Brain activity in rectosigmoid pain: unravelling conditioning pain modulatory pathways

Abstract

Objective: Conditioning Pain Modulation (CPM) represents the various descending inhibitory mechanisms induced by a heterotopic noxious stimulation (previously termed DNIC). CPM-induced modulations in brain activity have not previously been investigated to visceral pain. Hence the aims were to assess the role of CPM in terms of: (1) psychophysics, (2) alterations in topography and amplitudes of evoked brain potentials and (3) modelling the brain activity.

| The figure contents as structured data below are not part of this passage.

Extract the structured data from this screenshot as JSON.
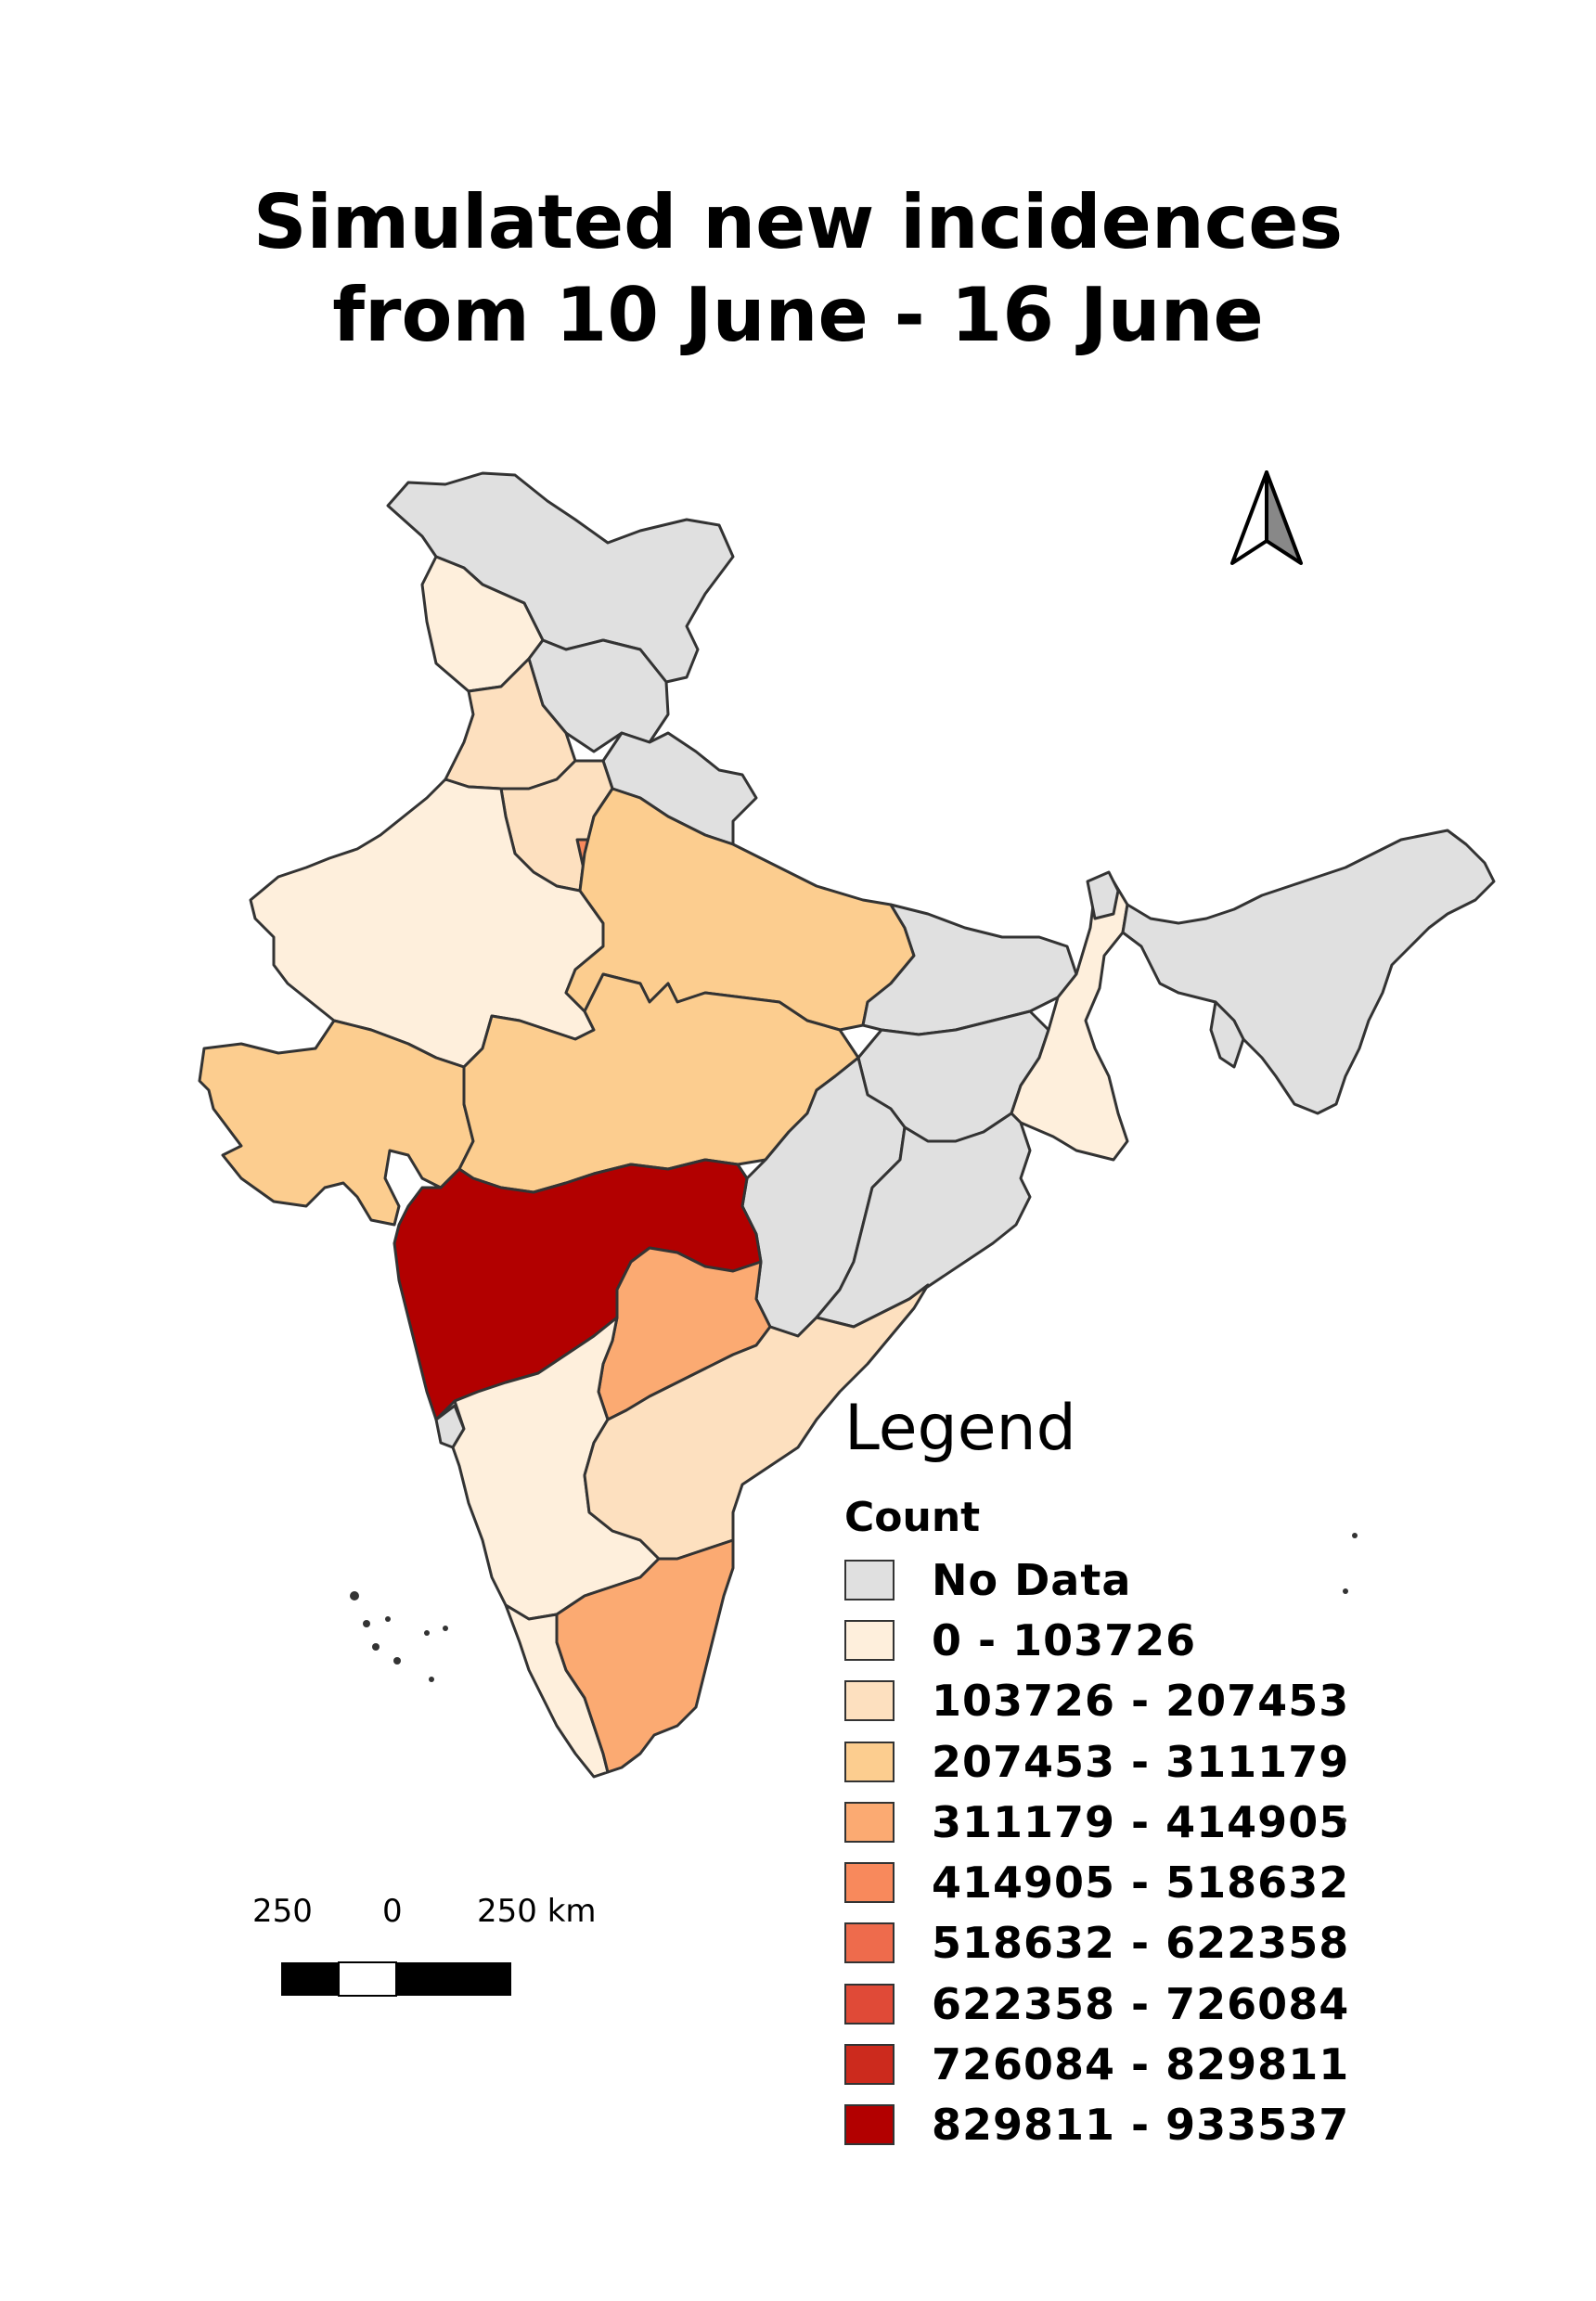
{
  "title": {
    "line1": "Simulated new incidences",
    "line2": "from 10 June - 16 June"
  },
  "legend": {
    "heading": "Legend",
    "subtitle": "Count",
    "items": [
      {
        "label": "No Data",
        "color": "#e0e0e0"
      },
      {
        "label": "0 - 103726",
        "color": "#feefdc"
      },
      {
        "label": "103726 - 207453",
        "color": "#fde0bf"
      },
      {
        "label": "207453 - 311179",
        "color": "#fccd8f"
      },
      {
        "label": "311179 - 414905",
        "color": "#fbaa72"
      },
      {
        "label": "414905 - 518632",
        "color": "#f8895c"
      },
      {
        "label": "518632 - 622358",
        "color": "#ee6b4c"
      },
      {
        "label": "622358 - 726084",
        "color": "#e04a37"
      },
      {
        "label": "726084 - 829811",
        "color": "#cc2a1d"
      },
      {
        "label": "829811 - 933537",
        "color": "#b20000"
      }
    ]
  },
  "scale": {
    "left_label": "250",
    "mid_label": "0",
    "right_label": "250 km"
  },
  "north_arrow_icon": "north-arrow-icon"
}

Methods: Fifteen healthy volunteers were stimulated electrically in the rectosigmoid, and 64-channel brain activity was recorded two times before (reproducibility), during and after induction of CPM by immersing the non-dominant hand into water at 2°C for 180 s (cold pressor).

Results: During CPM pain scores were reduced in comparison to baseline (P ≤ 0.001), which corresponds to 30% pain attenuation. In comparison to baseline significant differences in bipolar EEG topography were seen during CPM, where N2 moved from central to frontal activity (P<0.001), and peak-to-peak amplitude of the central N2-P2 complex measured at the Fz-electrode was enhanced (P=0.04). Furthermore, dipolar source modelling showed an anterior shift of the mid-line cingulate dipole (P=0.004) and a caudo-posterior shift of the insular dipole (P=0.01) during CPM.

Conclusions: A visceral platform was established to reliably assess the role of CPM, which for the first time demonstrated dynamic changes in cortical processing of visceral pain before, during and after CPM induction.

Significance: The model provides a unique approach to study basic pain and pharmacological intervention in healthy volunteers as well as in patients with dysfunctional pain inhibition.